Pensando na criação de novas células espíritas, publicou o Regulamento da
Sociedade Parisiense de Estudos Espíritas como um modelo que poderia ser adotado
ou adaptado pelos novos Núcleos de acordo com os objetivos programados.
É compreensível que toda doutrina nova sofra o descalabro dos seus profitentes,
em particular dos presunçosos que se consideram superiores aos demais e buscam
sempre ser originais... Kardec demonstrou que o Espiritismo não corre esse
perigo, por ser doutrina dos Espíritos elevados que, sempre vigilantes, cuidarão
de escoimá-lo das interpretações falsas ou interesseiras, assim como de
quaisquer apêndices que os astutos lhe desejem aplicar.
Também informou que os Espíritos são as almas dos homens que habitam a Terra,
não lhes concedendo dons ou atributos adivinhatórios nem celestiais,
esclarecendo que cada qual, após a morte, continua o mesmo, conduzindo os
valores que o assinalavam antes do decesso tumular.

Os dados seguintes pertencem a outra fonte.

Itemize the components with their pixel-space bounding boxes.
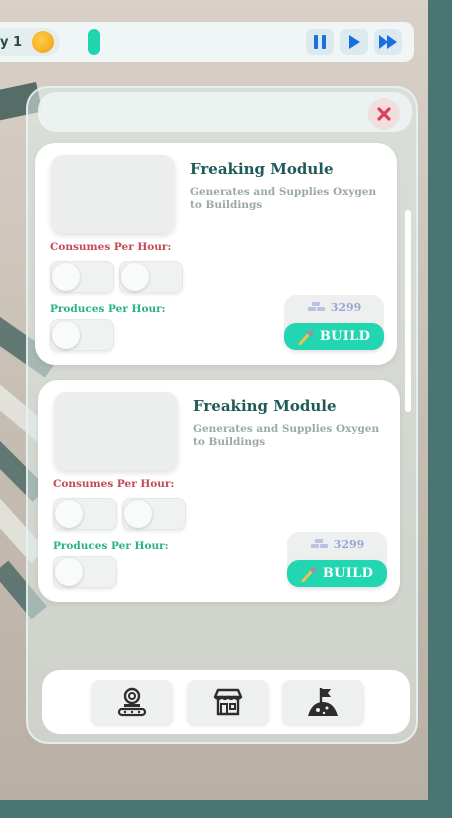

Selecionando diversas comunicações espirituais no tema sobre dissertações
espíritas, apresentou aquelas que são autênticas e aqueloutras que não resistem
a uma análise profunda, demonstrando a falsidade de algumas delas através da
comparação entre o que produziram os escritores quando encarnados e o pobre
conteúdo de que então se revestiam...
Teve o zelo de propor as condições exigíveis para uma reunião mediúnica séria,
na qual se podem obter comunicações valiosas em razão do caráter moral dos seus
membros.
Por fim, para facilitar o entendimento da linguagem dos Espíritos, assim como
alguns dos verbetes por ele utilizados, colocou, na etapa final, um vocabulário
espírita cuidadoso e oportuno.
Em trinta e dois capítulos enriquecidos de sabedoria, O Livro dos Médiuns é o
mais completo tratado de estudos sobre a paranormalidade humana, jamais
ultrapassado, e tão atual hoje como naquele já distante e memorável dia 15 de
janeiro de 1861, quando foi apresentado em Paris.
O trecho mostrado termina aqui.